Pennell’s 1978 ode to scrapers and battlers The Whole Shootin’ Match is even purer than Alamo. It follows two Austin lowlifes, Loyd and Frank (Perryman and Davis again), who fill their days working as common laborers and dreaming up fanciful get-rich-quick schemes. Again Pennell (this time sharing writing duties with Lin Sutherland) doesn’t shy away from his heroes’ darker patches—at one point Frank, his manhood stung by his cousin’s flirting with his wife, mindlessly takes a belt to his young son—yet the movie’s overriding tone is affectionate and understanding. When one of their schemes seems certain of a big-time payout, Frank treats himself to a leisure suit and cowboy hat, and his shopping spree is a delight to watch even though we know he’s setting himself up for a fall. The last scene, in which the two old friends make a long quixotic trek across the Hill Country in search of Spanish treasure and wind up making some peace with their jimmy-rigged lives, is memorable both for its easygoing pace and the physically convincing vibe of a long day spent outdoors. (Robert Redford has often cited Shootin’ Match—the archetypal regional, independently financed production—as a primary inspiration for the Sundance Film Festival.)
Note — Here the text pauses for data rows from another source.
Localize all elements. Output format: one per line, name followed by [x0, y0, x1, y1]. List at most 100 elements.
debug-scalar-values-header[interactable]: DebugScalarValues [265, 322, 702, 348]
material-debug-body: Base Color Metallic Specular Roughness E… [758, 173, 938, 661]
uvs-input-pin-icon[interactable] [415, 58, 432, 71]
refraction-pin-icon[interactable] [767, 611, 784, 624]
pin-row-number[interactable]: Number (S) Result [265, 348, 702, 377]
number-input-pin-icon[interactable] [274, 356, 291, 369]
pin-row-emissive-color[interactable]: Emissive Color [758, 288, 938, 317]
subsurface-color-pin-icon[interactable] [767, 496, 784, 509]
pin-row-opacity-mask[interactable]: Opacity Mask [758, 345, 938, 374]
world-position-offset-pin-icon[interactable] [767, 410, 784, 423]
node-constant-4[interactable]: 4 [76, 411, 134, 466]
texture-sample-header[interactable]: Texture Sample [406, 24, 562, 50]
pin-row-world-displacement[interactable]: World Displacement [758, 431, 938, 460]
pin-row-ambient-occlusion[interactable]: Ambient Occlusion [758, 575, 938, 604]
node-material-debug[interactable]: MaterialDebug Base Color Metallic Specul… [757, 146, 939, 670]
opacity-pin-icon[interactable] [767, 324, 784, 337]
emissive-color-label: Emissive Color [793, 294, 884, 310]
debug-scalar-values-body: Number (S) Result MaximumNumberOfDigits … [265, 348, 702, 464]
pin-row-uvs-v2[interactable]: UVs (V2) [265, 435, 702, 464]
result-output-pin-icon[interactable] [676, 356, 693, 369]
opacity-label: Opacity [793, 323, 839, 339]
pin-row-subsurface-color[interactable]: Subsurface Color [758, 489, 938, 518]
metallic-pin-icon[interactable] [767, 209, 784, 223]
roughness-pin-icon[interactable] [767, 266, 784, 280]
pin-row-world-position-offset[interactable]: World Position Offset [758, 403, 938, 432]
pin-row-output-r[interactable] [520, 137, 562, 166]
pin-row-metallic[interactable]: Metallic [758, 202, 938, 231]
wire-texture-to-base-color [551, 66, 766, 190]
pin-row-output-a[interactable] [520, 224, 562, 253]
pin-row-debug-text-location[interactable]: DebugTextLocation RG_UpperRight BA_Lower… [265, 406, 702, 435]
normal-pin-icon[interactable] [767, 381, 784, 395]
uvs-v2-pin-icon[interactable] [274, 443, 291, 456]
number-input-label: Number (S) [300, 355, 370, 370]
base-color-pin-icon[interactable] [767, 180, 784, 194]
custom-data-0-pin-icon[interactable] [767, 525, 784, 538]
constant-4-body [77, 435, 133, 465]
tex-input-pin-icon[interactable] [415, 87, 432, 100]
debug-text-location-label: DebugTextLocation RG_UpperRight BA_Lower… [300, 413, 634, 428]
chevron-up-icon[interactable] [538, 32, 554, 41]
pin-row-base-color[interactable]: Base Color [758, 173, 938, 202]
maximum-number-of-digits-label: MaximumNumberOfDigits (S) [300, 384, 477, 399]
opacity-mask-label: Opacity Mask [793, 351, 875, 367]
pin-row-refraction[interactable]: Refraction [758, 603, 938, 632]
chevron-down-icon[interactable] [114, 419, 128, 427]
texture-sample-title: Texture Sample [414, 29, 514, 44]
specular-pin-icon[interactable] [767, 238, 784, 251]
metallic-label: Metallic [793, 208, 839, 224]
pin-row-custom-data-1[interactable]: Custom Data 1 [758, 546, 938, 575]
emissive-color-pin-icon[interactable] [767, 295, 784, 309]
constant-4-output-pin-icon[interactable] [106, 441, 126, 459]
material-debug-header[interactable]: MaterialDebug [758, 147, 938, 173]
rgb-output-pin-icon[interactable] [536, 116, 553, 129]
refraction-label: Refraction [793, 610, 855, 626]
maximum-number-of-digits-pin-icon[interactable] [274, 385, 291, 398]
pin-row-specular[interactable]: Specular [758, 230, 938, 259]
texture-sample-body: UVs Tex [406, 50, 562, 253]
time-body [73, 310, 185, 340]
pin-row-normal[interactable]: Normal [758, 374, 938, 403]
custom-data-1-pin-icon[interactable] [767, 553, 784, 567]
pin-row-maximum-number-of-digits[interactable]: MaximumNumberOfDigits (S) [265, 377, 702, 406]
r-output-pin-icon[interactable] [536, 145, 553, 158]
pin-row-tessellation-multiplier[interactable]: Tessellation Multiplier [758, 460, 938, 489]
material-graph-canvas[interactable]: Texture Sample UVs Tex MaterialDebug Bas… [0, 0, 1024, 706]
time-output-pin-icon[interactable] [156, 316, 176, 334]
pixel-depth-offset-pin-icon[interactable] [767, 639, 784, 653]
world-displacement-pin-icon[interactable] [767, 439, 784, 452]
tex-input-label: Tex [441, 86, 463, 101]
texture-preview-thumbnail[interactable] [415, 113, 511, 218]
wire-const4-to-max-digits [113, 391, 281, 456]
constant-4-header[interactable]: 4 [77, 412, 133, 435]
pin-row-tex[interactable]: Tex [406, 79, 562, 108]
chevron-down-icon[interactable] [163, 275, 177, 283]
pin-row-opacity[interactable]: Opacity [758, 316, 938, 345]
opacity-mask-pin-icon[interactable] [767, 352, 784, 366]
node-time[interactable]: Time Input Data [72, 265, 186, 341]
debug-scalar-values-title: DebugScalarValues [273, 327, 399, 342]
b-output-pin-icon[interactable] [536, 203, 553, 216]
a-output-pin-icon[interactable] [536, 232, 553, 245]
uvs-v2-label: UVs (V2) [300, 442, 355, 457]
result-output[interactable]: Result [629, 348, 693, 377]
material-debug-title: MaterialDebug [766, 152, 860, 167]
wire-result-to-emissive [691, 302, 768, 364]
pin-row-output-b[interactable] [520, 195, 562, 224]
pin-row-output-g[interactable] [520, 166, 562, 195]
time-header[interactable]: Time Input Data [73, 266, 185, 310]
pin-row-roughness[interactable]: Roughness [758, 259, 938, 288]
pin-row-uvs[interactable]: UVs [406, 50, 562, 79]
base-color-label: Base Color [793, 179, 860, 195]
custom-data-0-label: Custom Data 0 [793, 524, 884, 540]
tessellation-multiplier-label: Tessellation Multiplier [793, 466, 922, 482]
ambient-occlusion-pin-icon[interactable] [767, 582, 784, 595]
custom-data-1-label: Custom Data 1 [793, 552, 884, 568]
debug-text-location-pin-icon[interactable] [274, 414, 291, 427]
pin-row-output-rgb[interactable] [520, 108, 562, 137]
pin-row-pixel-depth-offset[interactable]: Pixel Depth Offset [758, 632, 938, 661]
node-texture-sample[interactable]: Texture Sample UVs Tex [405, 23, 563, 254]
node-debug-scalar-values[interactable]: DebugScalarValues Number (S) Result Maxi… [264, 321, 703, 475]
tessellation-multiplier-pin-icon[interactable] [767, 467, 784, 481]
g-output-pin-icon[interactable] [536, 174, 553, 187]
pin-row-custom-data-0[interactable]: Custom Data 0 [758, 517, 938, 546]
Pennell made three more movies after Last Night at the Alamo, all of them unavailable on home video, and all of them reputedly awful. After his early successes he suffered a long, sad decline, eventually drinking himself to death in Houston in 2002. Earlier this year Watchmaker Films released The Whole Shootin’ Match on DVD, along with a documentary by Pennell’s nephew which, in the course of tracing his rise and fall, touches on filmmaking, Austin in the ’70s, and terminal alcoholism—and it’s superb on every count. (Last Night at the Alamo has never made it to DVD but remains available via used VHS tapes, occasional cable broadcasts and YouTube.) Perryman, Davis and their splendid co-star Doris Hargrave, about whom I haven’t said anywhere near enough, provided a commentary track for Shootin’ Match that’s colorful and informative, even if it doesn’t reach the uproarious heights of The A.V. Club’s fabled 2008 interview with the two men. In an agonizing postscript, Lou Perryman was murdered in his Austin home in April 2009. It remains a mystery why he and Pennell had to meet ends so much harsher than anything they wished on their characters.